Still with me?  Good.  Obviously, the important things here are the HD discussions.  I'm now 38 and I know that dad was showing more and more signs that something was wrong at this point in his life.  I'm not going to lie, it scares the hell out of me.  A lot.  I pray daily that God will somehow spare me the pain and slow, crippling death march that is HD, but then I feel guilty for all those people who will develop it.  I still haven't been gene tested, mainly because I don't know how I would react either way.  

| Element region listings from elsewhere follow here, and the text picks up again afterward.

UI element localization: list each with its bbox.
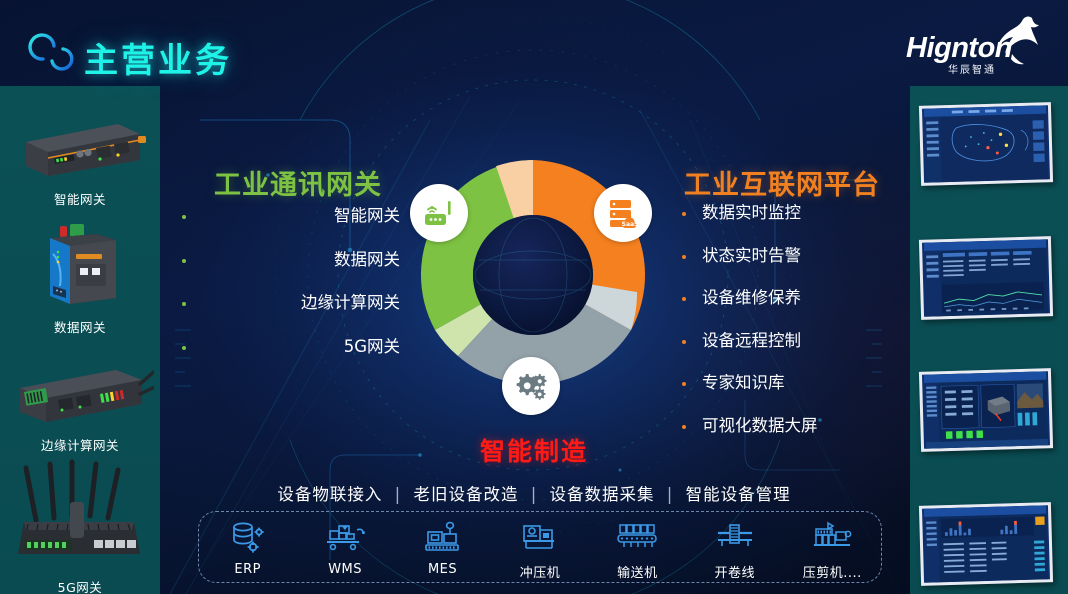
list-item[interactable]: 数据实时监控 bbox=[676, 205, 906, 222]
application-tag-box: ERP WMS bbox=[198, 511, 882, 583]
subtitle-separator: | bbox=[389, 485, 408, 504]
left-column-list: 智能网关 数据网关 边缘计算网关 5G网关 bbox=[200, 208, 402, 382]
subtitle-part: 智能设备管理 bbox=[686, 485, 791, 504]
device-monitor-dashboard-thumb bbox=[922, 371, 1050, 448]
server-saas-icon: SaaS bbox=[606, 197, 640, 229]
alarm-list-dashboard-screenshot[interactable] bbox=[919, 502, 1053, 586]
tag-label: WMS bbox=[301, 562, 389, 577]
svg-text:SaaS: SaaS bbox=[622, 221, 639, 228]
tag-label: 冲压机 bbox=[496, 562, 584, 581]
company-name-cn: 华辰智通 bbox=[948, 61, 996, 76]
list-item[interactable]: 5G网关 bbox=[200, 339, 402, 356]
edge-computing-gateway-device-icon bbox=[6, 348, 154, 426]
subtitle-part: 设备物联接入 bbox=[277, 485, 382, 504]
workstation-icon bbox=[399, 519, 487, 557]
conveyor-machine-icon bbox=[593, 519, 681, 557]
donut-hole bbox=[473, 215, 593, 335]
map-dashboard-thumb bbox=[922, 105, 1050, 182]
tag-item-wms[interactable]: WMS bbox=[301, 519, 389, 577]
right-column-list: 数据实时监控 状态实时告警 设备维修保养 设备远程控制 专家知识库 可视化数据大… bbox=[676, 205, 906, 460]
tag-item-erp[interactable]: ERP bbox=[204, 519, 292, 577]
list-item[interactable]: 状态实时告警 bbox=[676, 248, 906, 265]
product-item-smart-gateway[interactable]: 智能网关 bbox=[0, 102, 160, 208]
product-label: 数据网关 bbox=[0, 317, 160, 336]
map-dashboard-screenshot[interactable] bbox=[919, 102, 1053, 186]
tag-item-stamping-machine[interactable]: 冲压机 bbox=[496, 519, 584, 581]
list-item[interactable]: 边缘计算网关 bbox=[200, 295, 402, 312]
product-label: 边缘计算网关 bbox=[0, 435, 160, 454]
left-column-heading: 工业通讯网关 bbox=[214, 163, 382, 202]
left-product-panel: 智能网关 bbox=[0, 86, 160, 594]
stamping-machine-icon bbox=[496, 519, 584, 557]
warehouse-cart-icon bbox=[301, 519, 389, 557]
shearing-machine-icon bbox=[788, 519, 876, 557]
product-label: 5G网关 bbox=[0, 577, 160, 594]
right-screenshot-panel bbox=[910, 86, 1068, 594]
router-wifi-badge[interactable] bbox=[410, 184, 468, 242]
data-table-dashboard-screenshot[interactable] bbox=[919, 236, 1053, 320]
subtitle-separator: | bbox=[661, 485, 680, 504]
slide-header: 主营业务 Hignton 华辰智通 bbox=[0, 0, 1068, 86]
tag-item-mes[interactable]: MES bbox=[399, 519, 487, 577]
product-item-data-gateway[interactable]: 数据网关 bbox=[0, 218, 160, 336]
slide-root: 主营业务 Hignton 华辰智通 bbox=[0, 0, 1068, 594]
alarm-list-dashboard-thumb bbox=[922, 505, 1050, 582]
gears-badge[interactable] bbox=[502, 357, 560, 415]
uncoiling-line-icon bbox=[691, 519, 779, 557]
list-item[interactable]: 设备维修保养 bbox=[676, 290, 906, 307]
tag-item-uncoiling-line[interactable]: 开卷线 bbox=[691, 519, 779, 581]
product-item-5g-gateway[interactable]: 5G网关 bbox=[0, 458, 160, 594]
company-logo: Hignton 华辰智通 bbox=[904, 12, 1054, 78]
gears-icon bbox=[514, 370, 548, 402]
list-item[interactable]: 设备远程控制 bbox=[676, 333, 906, 350]
router-wifi-icon bbox=[422, 197, 456, 229]
page-title: 主营业务 bbox=[84, 33, 232, 82]
product-label: 智能网关 bbox=[0, 189, 160, 208]
subtitle-part: 老旧设备改造 bbox=[413, 485, 518, 504]
5g-gateway-router-device-icon bbox=[6, 458, 154, 568]
data-gateway-device-icon bbox=[6, 218, 154, 308]
tag-item-conveyor[interactable]: 输送机 bbox=[593, 519, 681, 581]
device-monitor-dashboard-screenshot[interactable] bbox=[919, 368, 1053, 452]
smart-gateway-device-icon bbox=[6, 102, 154, 180]
tag-label: 开卷线 bbox=[691, 562, 779, 581]
tag-label: ERP bbox=[204, 562, 292, 577]
center-subtitle: 设备物联接入 | 老旧设备改造 | 设备数据采集 | 智能设备管理 bbox=[0, 481, 1068, 505]
center-title: 智能制造 bbox=[0, 432, 1068, 468]
tag-label: 压剪机.... bbox=[788, 562, 876, 581]
tag-label: 输送机 bbox=[593, 562, 681, 581]
right-column-heading: 工业互联网平台 bbox=[684, 163, 880, 202]
subtitle-separator: | bbox=[525, 485, 544, 504]
database-gears-icon bbox=[204, 519, 292, 557]
data-table-dashboard-thumb bbox=[922, 239, 1050, 316]
list-item[interactable]: 智能网关 bbox=[200, 208, 402, 225]
interlocking-circles-logo-icon bbox=[26, 28, 80, 80]
list-item[interactable]: 数据网关 bbox=[200, 252, 402, 269]
server-saas-badge[interactable]: SaaS bbox=[594, 184, 652, 242]
list-item[interactable]: 专家知识库 bbox=[676, 375, 906, 392]
subtitle-part: 设备数据采集 bbox=[550, 485, 655, 504]
tag-item-shearing-machine[interactable]: 压剪机.... bbox=[788, 519, 876, 581]
product-item-edge-gateway[interactable]: 边缘计算网关 bbox=[0, 348, 160, 454]
tag-label: MES bbox=[399, 562, 487, 577]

Awhile ago, I was thinking of a way that I could help people in my situation while I could.  The best thing  I could come up with was putting on a concert to raise awareness and hopefully money for the fight against Huntington's Disease.  So, that's what I'm attempting to do.  For me, it's very very personal.  I know that most of you don't know what HD is or how HD can affect people.  You're lucky in that regard.  So I'm asking you to consider donating to the HDFI Benefit concert (or at the very least, buying a ticket).  Every day, there are strides being made in the fight against this horrific disease, but the fight needs your help.  Stand with me and together we may be part of the last generation that is affected by HD.